22 The policy contains a number of different sections dealing with different indemnities. Under the heading Public Liability, Section C, Insuring Clause, part of the indemnity extends to all expenses incurred by Fluor by or with the permission of Zurich for investigation, negotiation and defence of claims and suits as well as all costs taxed against Fluor in any suit for damages on account of any judgment in such suits. The Court did not hear lengthy argument on the effect of these provisions, Zurich's preferred position being that the outstanding issue should be returned to the Commissioner who determined the trial for decision.
23 I can see no purpose in doing so. In the absence of any suggestion that there is authority inconsistent with such a view, the language of the policy seems to me clear and to entitle Fluor to be indemnified by Zurich in respect of all expenses incurred by Fluor in connection with the defence and compromise of the claim brought against Fluor by the plaintiff and I would declare accordingly.
24 McKECHNIE J: For the reasons given by Fitzgerald AJ, I too would allow the appeal and make the orders generally proposed by him.
25 ROBERTS-SMITH J: I too agree with the reasons by Fitzgerald AJ. The agreed facts, looked at in light of the other material before the learned Commissioner, including that evidence showing the terms of the plaintiff's employment, including notably regular hours of work with provision for hours worked outside, those to be paid as overtime, lead inevitably to the conclusion that the nature of the plaintiff's employment was by way of discrete periods of employment.
26 This was not a case in which he was required nor encouraged by his employer to be at a particular place for a specific period of time, nor attended by other circumstances of the kind referred to in the authorities which would show his employment was of an overall kind.
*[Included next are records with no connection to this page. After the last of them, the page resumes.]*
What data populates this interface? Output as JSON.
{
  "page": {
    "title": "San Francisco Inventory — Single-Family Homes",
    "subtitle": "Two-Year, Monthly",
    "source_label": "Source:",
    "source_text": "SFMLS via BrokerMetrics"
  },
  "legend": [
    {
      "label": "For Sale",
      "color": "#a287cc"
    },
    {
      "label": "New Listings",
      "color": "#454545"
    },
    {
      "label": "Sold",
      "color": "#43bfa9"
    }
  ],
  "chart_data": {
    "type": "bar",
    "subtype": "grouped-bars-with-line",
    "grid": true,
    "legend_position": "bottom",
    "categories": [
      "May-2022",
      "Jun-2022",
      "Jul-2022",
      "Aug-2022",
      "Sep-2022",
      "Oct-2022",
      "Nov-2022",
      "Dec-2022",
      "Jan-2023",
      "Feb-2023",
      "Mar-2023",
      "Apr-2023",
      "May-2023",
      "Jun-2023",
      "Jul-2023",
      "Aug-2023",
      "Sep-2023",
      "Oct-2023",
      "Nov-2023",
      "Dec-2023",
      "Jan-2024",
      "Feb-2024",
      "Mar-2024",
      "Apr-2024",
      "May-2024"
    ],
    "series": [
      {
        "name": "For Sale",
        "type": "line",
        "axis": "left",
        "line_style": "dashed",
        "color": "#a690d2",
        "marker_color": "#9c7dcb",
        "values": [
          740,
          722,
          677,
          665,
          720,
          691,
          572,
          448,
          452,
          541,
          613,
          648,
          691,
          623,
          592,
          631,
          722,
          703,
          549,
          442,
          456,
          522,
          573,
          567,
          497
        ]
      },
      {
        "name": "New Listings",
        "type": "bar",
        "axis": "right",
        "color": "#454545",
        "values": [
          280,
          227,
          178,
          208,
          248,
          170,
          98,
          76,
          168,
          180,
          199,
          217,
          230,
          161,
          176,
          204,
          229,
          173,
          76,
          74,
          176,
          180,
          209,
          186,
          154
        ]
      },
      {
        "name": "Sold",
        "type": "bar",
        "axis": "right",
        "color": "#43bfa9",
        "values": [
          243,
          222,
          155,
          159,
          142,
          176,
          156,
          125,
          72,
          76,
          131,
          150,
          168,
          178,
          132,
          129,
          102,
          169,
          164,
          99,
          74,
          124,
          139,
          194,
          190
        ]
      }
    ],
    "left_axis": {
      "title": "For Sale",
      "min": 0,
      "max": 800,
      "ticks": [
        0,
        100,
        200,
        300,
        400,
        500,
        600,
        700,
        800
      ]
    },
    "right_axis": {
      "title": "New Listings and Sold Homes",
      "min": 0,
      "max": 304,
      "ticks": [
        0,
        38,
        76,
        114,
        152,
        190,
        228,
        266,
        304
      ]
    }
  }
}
Put shortly, it was not an indefinite overall period of employment.
27 Further, even if it had been, there was insufficient evidence to enable a finding that the employer induced or encouraged the plaintiff, during an interval or interlude of his employment, to be at a particular place or do something in a particular way.
28 It is no doubt true that the plaintiff's temporary place of residence, being the Laverton Caravan Park, was a matter of choice, going to the
(Page 9)
- satisfaction of his reasonable wants. However, it did not meet the purposes of the employer any more than would the circumstances of an employee who lived permanently in Laverton by living in that place.
29 There is a danger, I think, in seeking to extrapolate too much from the particular facts of individual cases. I agree that in the circumstances of this case the plaintiff was engaged to work daily hours as discrete periods of employment and that his travel to and from the Laverton Caravan Park was not an activity in the course of his employment.
30 The learned Commissioner in fact, as I read his reasons, made no specific finding on the issue whether or not the employer had induced or encouraged the plaintiff to be at a particular place or to do a particular thing in a particular way. The conclusion at par 25 of his reasons, that the circumstances and nature of the plaintiff's employment was such that it was reasonable for him to travel to and from the mine site to reside with his family, does not go far enough.
31 I acknowledge that those questions are not to be determined narrowly by reference only to the particular circumstances of the particular occasion out of which the injury arose, but by having regard to the general nature, terms and circumstances of the employment. That, I think, in the end is the governing factor in the case.
32 I too would allow the appeal, with costs, and I agree generally with the orders proposed.